It's a Family Affair

IT'S A FAMILY AFFAIR: From left to right - John Ensign (Adulterer), Darlene Ensign (Aggrieved Wife), Darlene Hampton (Slut), and Doug Hampton (Cuckold)

As the old saying goes, 50,000 flies can’t be wrong. Then on the other hand, 49,999 of them could be right and one of them is just a wingnut. Meet Robert Donald who has the dubious distinction of being the sole contributor to Nevada Sen. John Ensign’s reelection campaign.

Ensign, the C-Street maven, adulterer, and all-round religiously kookie gadfly is the guy who borrowed $96,000 from Mom and Dad –  MOM! DAD! Get out your checkbook! – to pay off his paramour’s cuckold.

Donald isn’t a millionaire pal of Ensign’s angling to get health care quashed or block banking reform. Nope, Donald is just plain folks. A folk who tossed big money – two contributions of $25 each – into Ensign’s Reelect the Crapweasel slush fund. If he keeps it up, Ensign might be able to take his next mistress to dinner somewhere other than the Congressional Dining Room. Heck, 50-bucks isn’t even enough for Ensign to pay Mom and Dad back the interest on their “loan”.

All Men are Dogs, Says Man
But Donald is not only a happy contributor, but a bit of a cracker barrel philosopher too. “He did some bad things with his personal life,” Donald said. Besides, “all men are dogs, the way I look at it.” The mistress and Mrs. Ensign feel the same way, I’m sure.

Ensign can’t buy friends like Donald – literally. The Justice Department is looking into whether Mom and Dad’s “contribution” was illegal or any other ethics laws were broken. Perhaps ethics laws like sleeping with your friend’s wife and then putting her on the payroll for a job well done.

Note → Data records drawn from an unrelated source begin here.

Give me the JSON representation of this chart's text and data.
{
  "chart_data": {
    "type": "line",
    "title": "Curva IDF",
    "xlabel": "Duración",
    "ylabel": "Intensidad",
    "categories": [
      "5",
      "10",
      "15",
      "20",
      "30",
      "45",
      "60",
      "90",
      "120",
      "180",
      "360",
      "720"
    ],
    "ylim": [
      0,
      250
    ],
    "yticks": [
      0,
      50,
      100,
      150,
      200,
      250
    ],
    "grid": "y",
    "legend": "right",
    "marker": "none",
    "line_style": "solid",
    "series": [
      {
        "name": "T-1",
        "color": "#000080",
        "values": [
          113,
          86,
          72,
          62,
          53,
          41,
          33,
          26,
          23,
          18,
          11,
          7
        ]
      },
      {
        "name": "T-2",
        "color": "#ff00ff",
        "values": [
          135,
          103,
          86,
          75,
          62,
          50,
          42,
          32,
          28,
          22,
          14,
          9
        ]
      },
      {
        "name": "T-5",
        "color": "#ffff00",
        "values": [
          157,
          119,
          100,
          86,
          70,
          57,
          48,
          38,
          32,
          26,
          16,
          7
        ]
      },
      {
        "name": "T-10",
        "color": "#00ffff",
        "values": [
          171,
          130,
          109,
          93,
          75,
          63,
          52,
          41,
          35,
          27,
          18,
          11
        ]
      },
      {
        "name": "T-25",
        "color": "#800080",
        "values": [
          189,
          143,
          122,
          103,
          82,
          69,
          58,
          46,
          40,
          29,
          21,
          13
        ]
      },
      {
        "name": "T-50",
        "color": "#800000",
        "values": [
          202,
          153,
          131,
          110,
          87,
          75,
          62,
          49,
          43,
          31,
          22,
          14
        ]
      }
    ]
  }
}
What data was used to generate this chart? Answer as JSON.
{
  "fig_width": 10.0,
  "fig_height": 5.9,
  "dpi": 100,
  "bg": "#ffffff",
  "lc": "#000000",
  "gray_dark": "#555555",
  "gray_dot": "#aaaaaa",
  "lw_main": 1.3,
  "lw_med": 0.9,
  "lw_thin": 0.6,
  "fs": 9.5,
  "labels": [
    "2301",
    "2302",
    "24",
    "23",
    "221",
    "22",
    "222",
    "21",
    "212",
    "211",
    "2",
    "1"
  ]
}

But Donald is loyal, if a bit of a cheapskate. “As a senator, he’s doing the right thing, ” Donald said. “He votes the right way.” Of course, you’d never know it by his fellow Republicans who are shunning him like a heretic in front of the Mormon Tabernacle.

There are plenty of cases of Escaped Dick Syndrome in Washington – “if you have an erection lasting longer than 2 terms, contact your doctor – this is only one of them. Overall, the public seems to be getting immune to stories like this. For the most part, no one cares except Pat Robertson and he only cares when it’s a Democrat.

Feather Dusters Stuck Up Ancient, Wrinkly Bums
We’re becoming more French or Italian in that we accept powerful men with mistresses as the way of the world. After all, it’s not like they’re British politicians who are more frequently caught wearing fishnets, clucking like chickens, and running around the halls of Parliament with feather dusters stuck up their ancient, wrinkly bums.

Of course, you could quibble that Ensign and the rest of the pious C-Street Rat Pack should be reprimanded for hypocrisy with oak leaf clusters. But then if having a mistress – which effects no one other than them – is the worst thing they do I’d call it a good, though, low-paying day.

Ensign’s fund-raising performance is so grotesquely bad it’s funny. Mainstream Republicans and Teabaggers alike hate him and by comparison, fellow Nevada Sen. Harry Reid looks like a frickin’ genius, which is no small feat. It’s also bittersweet that poor old Robert Donald is standing by him like a dog waiting on the train platform for a master who’ll never come.

After all, he can’t.  Fifty bucks ain’t enough for a ticket.